4 chicken breasts, fresh or frozen
1 bag frozen sweet peas (a can would work too)
1 cup Parmesan cheese
2 sleeves Saltine crackers
1 stick butter
2 cups water 
1 cup heavy whipping cream 
1/4 cup corn starch 
1 tsp salt 
1/2 tsp garlic powder
1/2 tsp onion powder 
1/2 tsp parsley flakes
pinch of dried rosemary (optional)
pinch or dried thyme (optional)
pinch of dried herbs de province (optional)


To Make: 

Spray the bottom and sides of a 9x13 dish. Preheat oven to 350 degrees, Fahrenheit. 

Crush 1 sleeve of crackers and spread the crumbs in the bottom of the dish. Melt 1/2 stick of butter and pour on top. 

Cook the chicken in a deep skillet or pan until almost done. While it is cooking add the water. This will help to make a broth. When the chicken is almost done, remove and cube. Leave the broth in the pan on low heat. 

Place the cubed chicken on top of the cracker crumbs in the dish. Mix in the peas. Sprinkle the Parmesan on top of all.

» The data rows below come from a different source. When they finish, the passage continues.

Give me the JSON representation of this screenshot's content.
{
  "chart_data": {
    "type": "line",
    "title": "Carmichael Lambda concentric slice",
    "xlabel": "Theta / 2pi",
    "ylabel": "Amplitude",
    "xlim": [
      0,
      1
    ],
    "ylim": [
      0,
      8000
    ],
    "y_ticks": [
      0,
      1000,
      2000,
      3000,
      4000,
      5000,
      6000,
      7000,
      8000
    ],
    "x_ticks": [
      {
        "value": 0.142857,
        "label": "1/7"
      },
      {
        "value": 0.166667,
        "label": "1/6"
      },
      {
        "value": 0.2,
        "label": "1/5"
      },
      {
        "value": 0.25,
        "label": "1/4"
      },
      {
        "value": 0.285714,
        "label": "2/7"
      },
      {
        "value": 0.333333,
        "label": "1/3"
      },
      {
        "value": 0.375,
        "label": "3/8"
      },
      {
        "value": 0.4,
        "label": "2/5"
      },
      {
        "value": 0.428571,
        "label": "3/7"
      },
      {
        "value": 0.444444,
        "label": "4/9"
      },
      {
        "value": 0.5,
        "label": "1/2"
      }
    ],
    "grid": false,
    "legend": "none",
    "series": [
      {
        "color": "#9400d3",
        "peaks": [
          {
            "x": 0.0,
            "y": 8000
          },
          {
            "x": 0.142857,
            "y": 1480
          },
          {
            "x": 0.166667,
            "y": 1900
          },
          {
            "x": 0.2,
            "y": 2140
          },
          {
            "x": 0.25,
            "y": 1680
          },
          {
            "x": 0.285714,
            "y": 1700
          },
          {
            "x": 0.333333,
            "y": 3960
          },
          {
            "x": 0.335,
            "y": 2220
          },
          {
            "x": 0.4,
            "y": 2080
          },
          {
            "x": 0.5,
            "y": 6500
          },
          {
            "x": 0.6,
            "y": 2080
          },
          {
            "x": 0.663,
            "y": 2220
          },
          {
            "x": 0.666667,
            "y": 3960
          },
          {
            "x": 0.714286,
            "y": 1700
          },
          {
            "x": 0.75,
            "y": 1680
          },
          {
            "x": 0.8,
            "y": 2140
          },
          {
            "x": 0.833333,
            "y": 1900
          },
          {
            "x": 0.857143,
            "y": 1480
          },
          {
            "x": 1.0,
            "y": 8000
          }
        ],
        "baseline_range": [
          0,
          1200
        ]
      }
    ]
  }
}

In the saucepan, heat the broth up until is it simmering. In a small bowl, whisk the corn starch into the heavy whipping cream until it is dissolved. Slowly whisk this into the broth until incorporated. Turn the heat down to low again. Add the salt, garlic, onion, parsley, rosemary, thyme, and herbs de province and stir until incorporated. Turn off the heat. Gently spoon the sauce onto the chicken mixture. Use the spoon to tuck the sauce down into the mixture, being careful not to dislodge the crackers on the bottom (this allows a nice golden crust to form on the bottom). 

Crush the remaining sleeve of crackers and sprinkle on top. Gently press this down into the mixture. Melt the remaining 1/2 stick of butter and pour over all. 

Pop into the oven and bake for 30-40 minutes, until the crackers on top are a nice toasty golden brown. Remove and serve piping hot!